Un fracas soudain et violent a brisé le silence. La porte de mon appartement s'est ouverte à la volée, claquant contre le mur. Axel se tenait dans l'embrasure, le visage déformé par la rage. Derrière lui, mes parents sont apparus, leurs visages sombres, Camille s'accrochant à Jocelyne, sanglotant hystériquement.
« Qu'est-ce que tu as fait, Jana ? » a rugi Axel, sa voix tremblant de fureur et d'incrédulité. « Comment as-tu pu nous trahir comme ça ? »
Camille a gémi, pointant un doigt tremblant vers moi.
« Elle est si cruelle ! Elle veut me ruiner ! »

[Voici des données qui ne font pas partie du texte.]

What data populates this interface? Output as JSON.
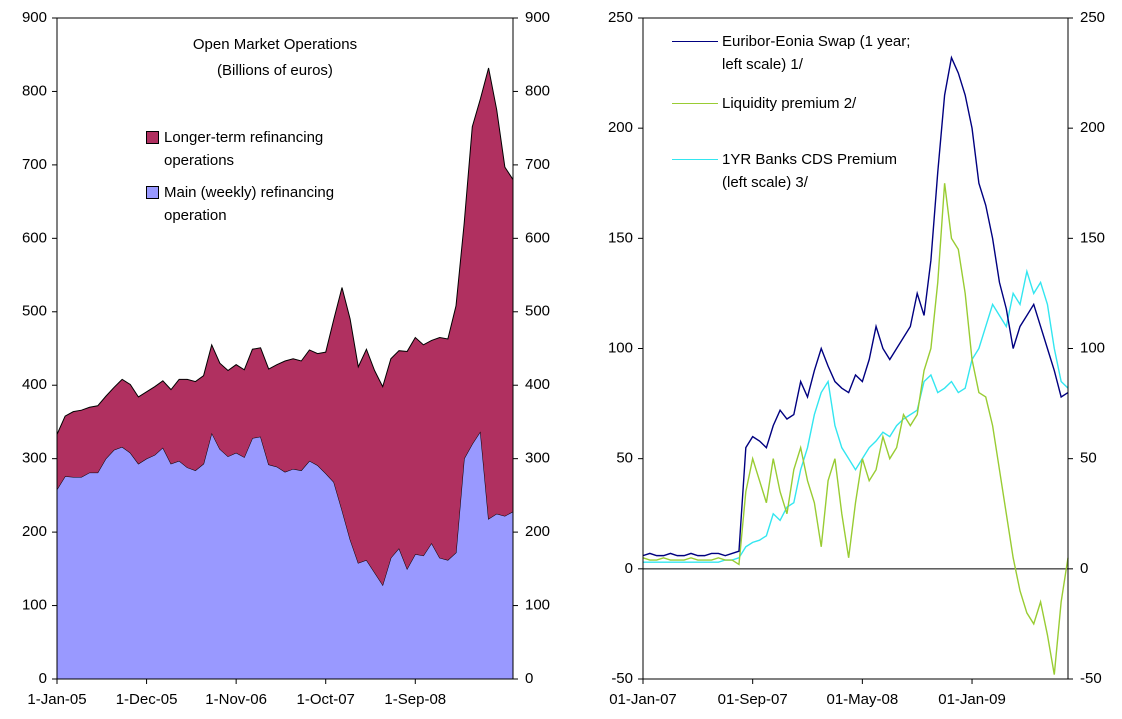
{
  "chart_data": [
    {
      "type": "area",
      "stacked": true,
      "title": "Open Market Operations",
      "subtitle": "(Billions of euros)",
      "categories": [
        "1-Jan-05",
        null,
        null,
        null,
        null,
        null,
        null,
        null,
        null,
        null,
        null,
        "1-Dec-05",
        null,
        null,
        null,
        null,
        null,
        null,
        null,
        null,
        null,
        null,
        "1-Nov-06",
        null,
        null,
        null,
        null,
        null,
        null,
        null,
        null,
        null,
        null,
        "1-Oct-07",
        null,
        null,
        null,
        null,
        null,
        null,
        null,
        null,
        null,
        null,
        "1-Sep-08",
        null,
        null,
        null,
        null,
        null,
        null,
        null,
        null,
        null,
        null,
        null,
        null
      ],
      "series": [
        {
          "name": "Main (weekly) refinancing operation",
          "color": "#9999ff",
          "values": [
            258,
            276,
            275,
            275,
            281,
            281,
            300,
            312,
            316,
            308,
            293,
            300,
            305,
            315,
            293,
            297,
            288,
            284,
            293,
            335,
            313,
            303,
            308,
            302,
            328,
            330,
            292,
            289,
            282,
            286,
            284,
            297,
            291,
            280,
            268,
            230,
            190,
            158,
            162,
            145,
            128,
            165,
            178,
            150,
            170,
            168,
            185,
            165,
            162,
            172,
            300,
            320,
            337,
            218,
            225,
            222,
            228
          ]
        },
        {
          "name": "Longer-term refinancing operations",
          "color": "#b03060",
          "values": [
            75,
            82,
            89,
            91,
            89,
            91,
            85,
            85,
            92,
            93,
            91,
            91,
            93,
            91,
            101,
            111,
            120,
            121,
            120,
            120,
            117,
            117,
            120,
            119,
            121,
            121,
            130,
            139,
            151,
            150,
            149,
            151,
            152,
            165,
            222,
            303,
            300,
            267,
            287,
            275,
            270,
            271,
            269,
            296,
            295,
            287,
            276,
            300,
            301,
            336,
            320,
            432,
            453,
            614,
            550,
            475,
            452
          ]
        }
      ],
      "ylim": [
        0,
        900
      ],
      "yticks": [
        0,
        100,
        200,
        300,
        400,
        500,
        600,
        700,
        800,
        900
      ],
      "y2lim": [
        0,
        900
      ],
      "y2ticks": [
        0,
        100,
        200,
        300,
        400,
        500,
        600,
        700,
        800,
        900
      ],
      "legend": "upper-left"
    },
    {
      "type": "line",
      "categories": [
        "01-Jan-07",
        null,
        null,
        null,
        null,
        null,
        null,
        null,
        null,
        null,
        null,
        null,
        null,
        null,
        null,
        null,
        "01-Sep-07",
        null,
        null,
        null,
        null,
        null,
        null,
        null,
        null,
        null,
        null,
        null,
        null,
        null,
        null,
        null,
        "01-May-08",
        null,
        null,
        null,
        null,
        null,
        null,
        null,
        null,
        null,
        null,
        null,
        null,
        null,
        null,
        null,
        "01-Jan-09",
        null,
        null,
        null,
        null,
        null,
        null,
        null,
        null,
        null,
        null,
        null,
        null,
        null,
        null
      ],
      "series": [
        {
          "name": "Euribor-Eonia Swap (1 year; left scale) 1/",
          "color": "#000080",
          "values": [
            6,
            7,
            6,
            6,
            7,
            6,
            6,
            7,
            6,
            6,
            7,
            7,
            6,
            7,
            8,
            55,
            60,
            58,
            55,
            65,
            72,
            68,
            70,
            85,
            78,
            90,
            100,
            92,
            85,
            82,
            80,
            88,
            85,
            95,
            110,
            100,
            95,
            100,
            105,
            110,
            125,
            115,
            140,
            180,
            215,
            232,
            225,
            215,
            200,
            175,
            165,
            150,
            130,
            118,
            100,
            110,
            115,
            120,
            110,
            100,
            90,
            78,
            80
          ]
        },
        {
          "name": "Liquidity premium 2/",
          "color": "#99cc33",
          "values": [
            5,
            4,
            4,
            5,
            4,
            4,
            4,
            5,
            4,
            4,
            4,
            5,
            4,
            4,
            2,
            35,
            50,
            40,
            30,
            50,
            35,
            25,
            45,
            55,
            40,
            30,
            10,
            40,
            50,
            25,
            5,
            30,
            50,
            40,
            45,
            60,
            50,
            55,
            70,
            65,
            70,
            90,
            100,
            130,
            175,
            150,
            145,
            125,
            95,
            80,
            78,
            65,
            45,
            25,
            5,
            -10,
            -20,
            -25,
            -15,
            -30,
            -48,
            -15,
            5
          ]
        },
        {
          "name": "1YR Banks CDS Premium (left scale) 3/",
          "color": "#33e6f0",
          "values": [
            3,
            3,
            3,
            3,
            3,
            3,
            3,
            3,
            3,
            3,
            3,
            3,
            4,
            4,
            5,
            10,
            12,
            13,
            15,
            25,
            22,
            28,
            30,
            45,
            55,
            70,
            80,
            85,
            65,
            55,
            50,
            45,
            50,
            55,
            58,
            62,
            60,
            65,
            68,
            70,
            72,
            85,
            88,
            80,
            82,
            85,
            80,
            82,
            95,
            100,
            110,
            120,
            115,
            110,
            125,
            120,
            135,
            125,
            130,
            120,
            100,
            85,
            82
          ]
        }
      ],
      "ylim": [
        -50,
        250
      ],
      "yticks": [
        -50,
        0,
        50,
        100,
        150,
        200,
        250
      ],
      "y2lim": [
        -50,
        250
      ],
      "y2ticks": [
        -50,
        0,
        50,
        100,
        150,
        200,
        250
      ],
      "legend": "upper-left"
    }
  ]
}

« Te ruiner ? » ai-je murmuré, la voix rauque. « Comment ? »
« Ne joue pas l'innocente ! » Axel s'est avancé, les yeux flamboyants. « Tu as délibérément laissé Camille se faire accuser de plagiat ! Tu l'as piégée ! »
Ma mère, Jocelyne, le visage marqué par la désapprobation, s'est avancée.
« Jana, comment as-tu pu faire ça à ta sœur ? Après tout ce que nous avons fait pour toi ! »
Elle a passé un bras autour de Camille, la serrant plus fort, comme pour la protéger de ma prétendue malveillance.
Le plagiat ? Ma thèse. Ils l'avaient fait. Ils l'avaient vraiment fait.
J'ai fermé les yeux, une vague de lassitude m'envahissant. C'était donc ça. L'acte final et brutal de ma vie.